Wood contains lignin which is a natural adhesive if you can acheive sufficient heat and compression. Compression causes heat, so all you need is sufficient compression, probably around 20 ton per square inch. That pretty much takes shop presses and log splitters out of the game.
The mold you compress into becomes another problem, just using a pipe leaves the problem of getting the "log" out of the pipe once it is compressed. If you plan to press through the inside of the pipe will need to be polished. An easier way would be to split the pipe into halves and add hinges & clasps along the split to hold the "log" until it has set up.
There are a couple ways of making logs, and both involve moisture. This means you need to hold compression for a period while the log sets up.

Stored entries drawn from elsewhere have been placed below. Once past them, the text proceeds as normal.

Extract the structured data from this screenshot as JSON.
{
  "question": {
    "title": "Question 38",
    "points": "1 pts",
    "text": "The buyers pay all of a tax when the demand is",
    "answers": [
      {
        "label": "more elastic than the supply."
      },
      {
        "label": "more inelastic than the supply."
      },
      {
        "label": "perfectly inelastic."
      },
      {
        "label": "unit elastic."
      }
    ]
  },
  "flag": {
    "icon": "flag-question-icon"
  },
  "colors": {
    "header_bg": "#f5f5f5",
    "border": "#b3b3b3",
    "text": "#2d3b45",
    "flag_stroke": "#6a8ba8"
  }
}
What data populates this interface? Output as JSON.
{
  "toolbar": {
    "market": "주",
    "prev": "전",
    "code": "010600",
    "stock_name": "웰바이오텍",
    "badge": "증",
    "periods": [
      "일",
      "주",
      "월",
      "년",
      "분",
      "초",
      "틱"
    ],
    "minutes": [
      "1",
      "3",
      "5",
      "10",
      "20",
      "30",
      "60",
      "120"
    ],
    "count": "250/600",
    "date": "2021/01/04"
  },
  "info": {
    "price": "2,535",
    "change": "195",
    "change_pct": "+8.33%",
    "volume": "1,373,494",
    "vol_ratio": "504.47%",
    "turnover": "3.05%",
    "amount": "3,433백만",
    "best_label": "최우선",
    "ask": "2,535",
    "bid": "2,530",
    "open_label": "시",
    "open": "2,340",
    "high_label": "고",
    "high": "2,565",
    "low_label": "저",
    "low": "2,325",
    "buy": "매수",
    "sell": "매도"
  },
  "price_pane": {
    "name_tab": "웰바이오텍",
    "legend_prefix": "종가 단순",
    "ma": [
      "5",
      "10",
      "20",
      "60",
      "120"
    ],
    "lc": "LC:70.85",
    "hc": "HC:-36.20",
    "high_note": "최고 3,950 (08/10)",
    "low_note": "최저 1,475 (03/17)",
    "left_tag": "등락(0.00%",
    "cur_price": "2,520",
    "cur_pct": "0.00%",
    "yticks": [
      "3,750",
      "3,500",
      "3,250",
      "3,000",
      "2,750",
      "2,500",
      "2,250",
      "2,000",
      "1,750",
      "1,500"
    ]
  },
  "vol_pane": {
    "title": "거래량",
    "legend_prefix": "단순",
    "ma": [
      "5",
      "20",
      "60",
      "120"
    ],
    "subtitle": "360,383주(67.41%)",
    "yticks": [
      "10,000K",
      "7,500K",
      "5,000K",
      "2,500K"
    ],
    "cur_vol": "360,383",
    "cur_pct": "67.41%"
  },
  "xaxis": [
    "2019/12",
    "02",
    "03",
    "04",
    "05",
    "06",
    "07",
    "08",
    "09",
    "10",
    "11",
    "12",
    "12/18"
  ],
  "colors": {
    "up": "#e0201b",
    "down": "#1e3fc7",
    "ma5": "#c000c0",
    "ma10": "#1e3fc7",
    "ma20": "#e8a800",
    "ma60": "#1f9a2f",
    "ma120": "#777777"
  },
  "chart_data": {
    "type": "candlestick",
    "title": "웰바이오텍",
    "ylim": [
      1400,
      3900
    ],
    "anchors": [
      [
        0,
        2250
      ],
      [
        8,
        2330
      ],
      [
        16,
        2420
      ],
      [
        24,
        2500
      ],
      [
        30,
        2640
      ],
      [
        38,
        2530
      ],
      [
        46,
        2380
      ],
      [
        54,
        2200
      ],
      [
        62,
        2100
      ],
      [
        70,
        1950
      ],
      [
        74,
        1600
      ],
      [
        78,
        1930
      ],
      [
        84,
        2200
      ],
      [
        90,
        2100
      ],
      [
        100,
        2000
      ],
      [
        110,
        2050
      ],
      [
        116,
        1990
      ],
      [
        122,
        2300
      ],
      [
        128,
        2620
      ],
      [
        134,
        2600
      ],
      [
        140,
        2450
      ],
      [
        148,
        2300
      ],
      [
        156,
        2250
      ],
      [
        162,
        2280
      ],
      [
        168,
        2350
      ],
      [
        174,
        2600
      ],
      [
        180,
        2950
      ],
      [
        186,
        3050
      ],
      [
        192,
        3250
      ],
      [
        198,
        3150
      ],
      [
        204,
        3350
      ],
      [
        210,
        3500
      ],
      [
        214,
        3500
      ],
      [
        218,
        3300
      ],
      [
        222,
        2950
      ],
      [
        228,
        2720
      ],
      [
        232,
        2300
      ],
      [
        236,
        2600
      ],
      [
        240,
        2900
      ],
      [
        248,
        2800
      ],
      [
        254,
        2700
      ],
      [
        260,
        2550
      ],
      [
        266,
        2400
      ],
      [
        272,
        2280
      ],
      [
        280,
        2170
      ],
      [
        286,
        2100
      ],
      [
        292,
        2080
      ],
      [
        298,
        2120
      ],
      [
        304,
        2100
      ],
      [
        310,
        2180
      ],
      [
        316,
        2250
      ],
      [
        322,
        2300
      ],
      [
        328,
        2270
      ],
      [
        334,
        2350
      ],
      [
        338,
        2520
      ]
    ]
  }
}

If you can't develop and hold pressure the solution is to use adhesives. 2 cheap and natural adhesives are used vegetable oil and cornstarch. Both burn and give off heat in addition to the sawdust. Both also give the benefit of lower required compression to make a "LOG". What pressure you need is determined by too many possibles to predict. With either adhesive, the coating process consumes time. A drum type concrete mixer is good for batching, and you need to determine what amount of adhesive you need according to the quality of the sawdust. Making logs you want minimum adhesive. The process is similar to making jellybeans, or coating seeds.
Even using adhesive there is a cure period during which pressure must be maintained before the "log" can be removed from the mold.
Of course given tremendous amounts of spendable cash, you can move up to continuous extrusion.